I wouldn't presume to talk about Dzogchen since my experience is little. But this statement, with respect, is "a total misconception (outsider view)" of Zen.
flavio81 wrote:Would you please elaborate on what do you mean with "Zen is not bound to any method"? This is puzzling me.
Not to speak for Astus, but this is commonly used language in Zen.
The point is that because Zen takes recognition of one's nature (kensho) as its gate, and ongoing recognition as the lifelong practice after initial awakening, there are no fixed methods. Any method, text or teaching could be taken up if it fulfills the purposes of all Zen practices, i.e. to remove obstructions to seeing one's nature, and/or to directly point it out, and/or to embody/actualize it.
Of course most Zen students will indeed practice zazen (understanding that "zazen" can be a general term referring to many practices in various teaching lines that happen to be done in the 7-point posture). But not all. Since the capacity and conditions of students obviously differ (as well as the traditions of each line) there is no fixed Zen curriculum of practice, and plenty of things besides zazen to take up. Actually, I'm reminded that a koan within one of the most important series used in Rinzai lines deals with the usefulness of teachings of even non-Buddhist traditions, when approached from the standpoint of the essential realization of Zen.
Aside from this general approach, there is the bringing of the student to awakening within the
ba (field) and by means of the
kiai (energy) of the teacher; this has no fixed method. Another koan, case #16 in the Hekiganroku, deals specifically with aspects of this "direct pointing to the mind". And finally there is the barrier of advanced practice which is not fixed at all in terms of method, and so is called the practice which even the Patriarchs can't transmit.
All of the above is a classically Rinzai way of describing things. Other Zen folks may have different ways of saying it.
Sönam wrote:Nothing else can be compared to Great Perfection ... and certainly not sutra teachings of anykind.
I respect this statement, coming from within a sublime tradition.

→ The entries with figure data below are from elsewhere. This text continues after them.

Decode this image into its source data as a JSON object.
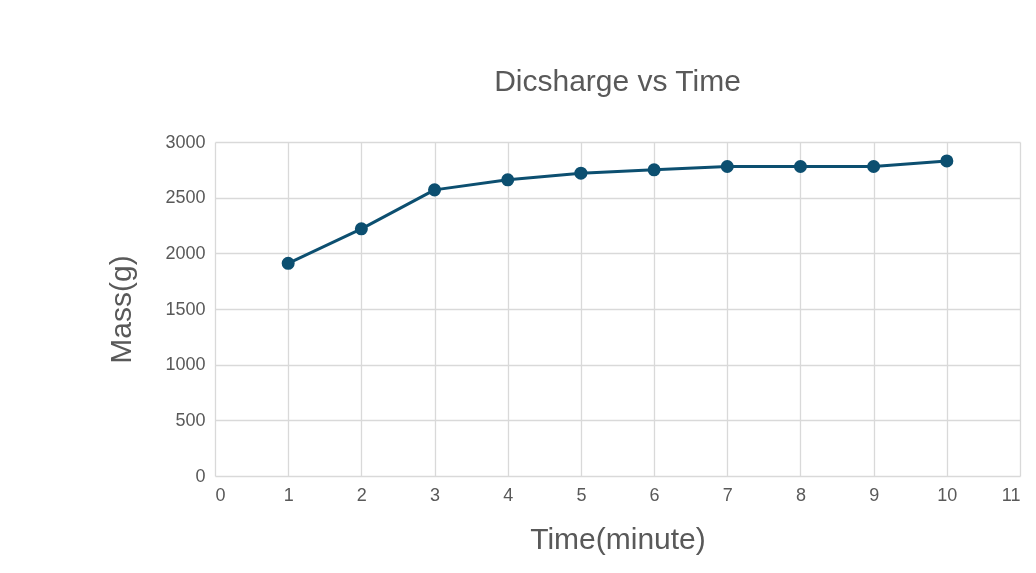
{
  "chart_data": {
    "type": "line",
    "title": "Dicsharge vs Time",
    "xlabel": "Time(minute)",
    "ylabel": "Mass(g)",
    "x": [
      1,
      2,
      3,
      4,
      5,
      6,
      7,
      8,
      9,
      10
    ],
    "series": [
      {
        "color": "#0c4f70",
        "values": [
          1910,
          2220,
          2570,
          2660,
          2720,
          2750,
          2780,
          2780,
          2780,
          2830
        ]
      }
    ],
    "xlim": [
      0,
      11
    ],
    "xticks": [
      0,
      1,
      2,
      3,
      4,
      5,
      6,
      7,
      8,
      9,
      10,
      11
    ],
    "ylim": [
      0,
      3000
    ],
    "yticks": [
      0,
      500,
      1000,
      1500,
      2000,
      2500,
      3000
    ],
    "grid": true,
    "marker": "circle",
    "line_style": "solid",
    "legend": false
  }
}
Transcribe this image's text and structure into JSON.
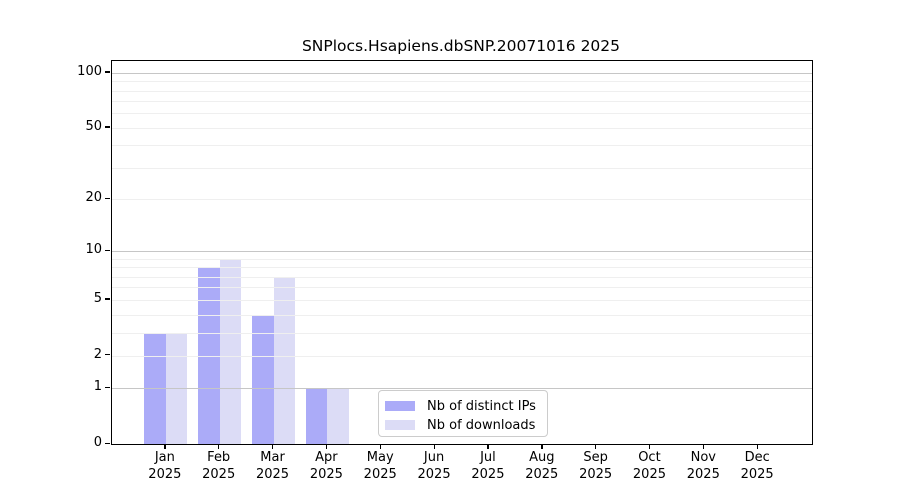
{
  "chart_data": {
    "type": "bar",
    "title": "SNPlocs.Hsapiens.dbSNP.20071016 2025",
    "categories": [
      "Jan",
      "Feb",
      "Mar",
      "Apr",
      "May",
      "Jun",
      "Jul",
      "Aug",
      "Sep",
      "Oct",
      "Nov",
      "Dec"
    ],
    "x_year_label": "2025",
    "series": [
      {
        "name": "Nb of distinct IPs",
        "color": "#ababf8",
        "values": [
          3,
          8,
          4,
          1,
          0,
          0,
          0,
          0,
          0,
          0,
          0,
          0
        ]
      },
      {
        "name": "Nb of downloads",
        "color": "#dcdcf6",
        "values": [
          3,
          9,
          7,
          1,
          0,
          0,
          0,
          0,
          0,
          0,
          0,
          0
        ]
      }
    ],
    "xlabel": "",
    "ylabel": "",
    "y_scale": "log1p",
    "ylim": [
      0,
      116
    ],
    "y_ticks": [
      0,
      1,
      2,
      5,
      10,
      20,
      50,
      100
    ],
    "y_major_gridlines": [
      1,
      10,
      100
    ],
    "y_minor_gridlines": [
      2,
      3,
      4,
      5,
      6,
      7,
      8,
      9,
      20,
      30,
      40,
      50,
      60,
      70,
      80,
      90
    ],
    "grid": "horizontal",
    "legend_position": "lower center"
  },
  "colors": {
    "distinct_ips_bar": "#ababf8",
    "downloads_bar": "#dcdcf6",
    "major_gridline": "#c6c6c6",
    "minor_gridline": "#efefef",
    "spine": "#000000",
    "legend_border": "#cccccc",
    "background": "#ffffff"
  }
}
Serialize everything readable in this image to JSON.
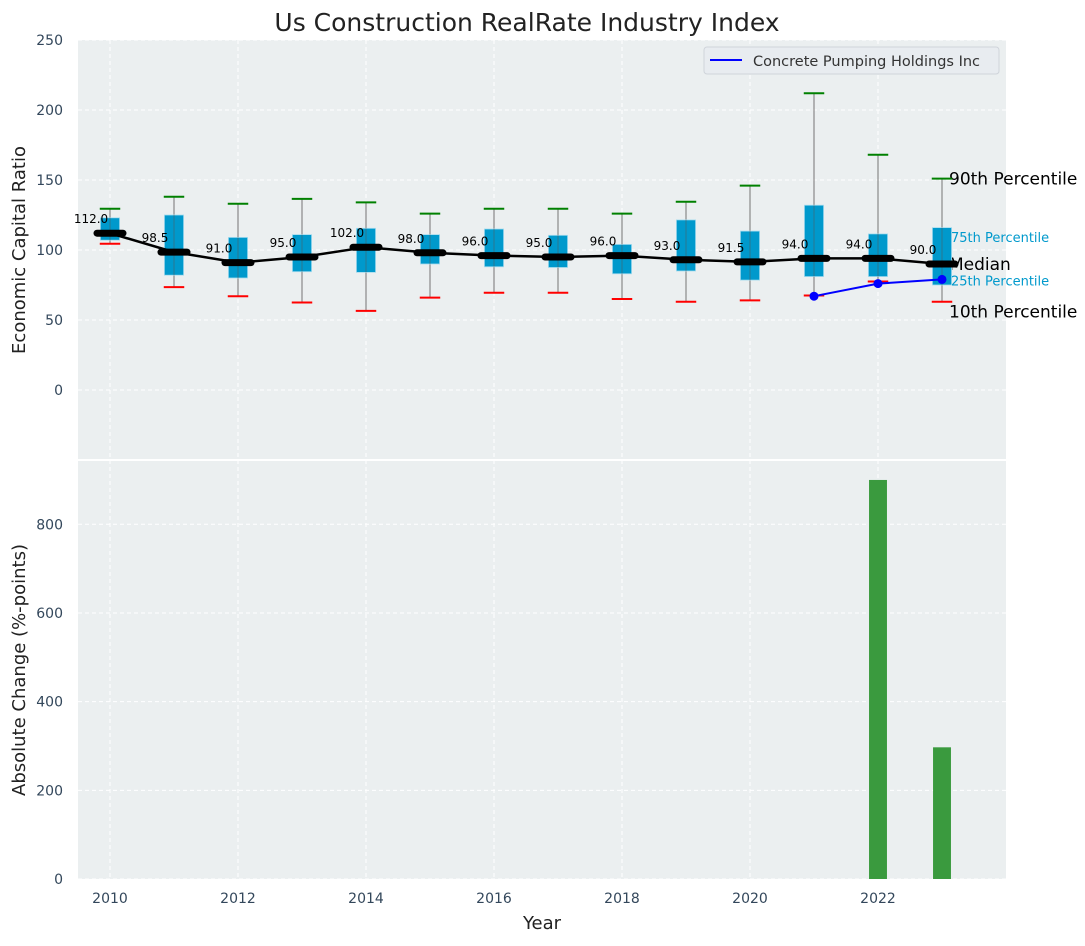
{
  "chart_data": [
    {
      "type": "box",
      "title": "Us Construction RealRate Industry Index",
      "ylabel": "Economic Capital Ratio",
      "xlabel": "",
      "ylim": [
        -50,
        250
      ],
      "xlim": [
        2009.5,
        2024
      ],
      "yticks": [
        0,
        50,
        100,
        150,
        200,
        250
      ],
      "grid": true,
      "legend_position": "top-right",
      "x": [
        2010,
        2011,
        2012,
        2013,
        2014,
        2015,
        2016,
        2017,
        2018,
        2019,
        2020,
        2021,
        2022,
        2023
      ],
      "p90": [
        129.5,
        138,
        133,
        136.5,
        134,
        126,
        129.5,
        129.5,
        126,
        134.5,
        146,
        212,
        168,
        151
      ],
      "q3": [
        123,
        125,
        109,
        111,
        115.5,
        111,
        115,
        110.5,
        104,
        121.5,
        113.5,
        132,
        111.5,
        116
      ],
      "median": [
        112.0,
        98.5,
        91.0,
        95.0,
        102.0,
        98.0,
        96.0,
        95.0,
        96.0,
        93.0,
        91.5,
        94.0,
        94.0,
        90.0
      ],
      "median_labels": [
        "112.0",
        "98.5",
        "91.0",
        "95.0",
        "102.0",
        "98.0",
        "96.0",
        "95.0",
        "96.0",
        "93.0",
        "91.5",
        "94.0",
        "94.0",
        "90.0"
      ],
      "q1": [
        107,
        82,
        80,
        84.5,
        84,
        90,
        88,
        87.5,
        83,
        85,
        78.5,
        81,
        81,
        75
      ],
      "p10": [
        104.5,
        73.5,
        67,
        62.5,
        56.5,
        66,
        69.5,
        69.5,
        65,
        63,
        64,
        67.5,
        77.5,
        63
      ],
      "series": [
        {
          "name": "Concrete Pumping Holdings Inc",
          "x": [
            2021,
            2022,
            2023
          ],
          "values": [
            67,
            76,
            79
          ],
          "color": "#0000ff"
        }
      ],
      "annotations": [
        {
          "text": "90th Percentile",
          "y": 151,
          "color": "#000000"
        },
        {
          "text": "75th Percentile",
          "y": 110,
          "color": "#0099cc"
        },
        {
          "text": "Median",
          "y": 90,
          "color": "#000000"
        },
        {
          "text": "25th Percentile",
          "y": 79,
          "color": "#0099cc"
        },
        {
          "text": "10th Percentile",
          "y": 56,
          "color": "#000000"
        }
      ],
      "colors": {
        "box": "#0099cc",
        "p90_cap": "#008000",
        "p10_cap": "#ff0000",
        "median": "#000000",
        "background": "#ebeff0"
      }
    },
    {
      "type": "bar",
      "xlabel": "Year",
      "ylabel": "Absolute Change (%-points)",
      "ylim": [
        0,
        945
      ],
      "xlim": [
        2009.5,
        2024
      ],
      "xticks": [
        2010,
        2012,
        2014,
        2016,
        2018,
        2020,
        2022
      ],
      "yticks": [
        0,
        200,
        400,
        600,
        800
      ],
      "categories": [
        2022,
        2023
      ],
      "values": [
        900,
        297
      ],
      "color": "#3a9a3e",
      "grid": true
    }
  ]
}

As most folks are aware Zen has plenty of triumphalism as well: long texts explaining how it is outside the "teaching schools" (traditions depending on sutra/tantra) because it is a direct awakening to one's own Dharmakaya wisdom and takes that awakening as its practice...how it simultaneously integrates and transcends all the teachings and methods of the Three Vehicles as the supreme One Vehicle...how other paths are slower, less direct, etc. etc. At the end of the day I find such statements useful because they serve to clarify the essential points of the tradition making them, and to increase the faith of their intended audience.
That being said, I do think it wonderful and correct when practitioners view the tradition they've inherited from their teachers to be the best, supreme, highest and most excellent.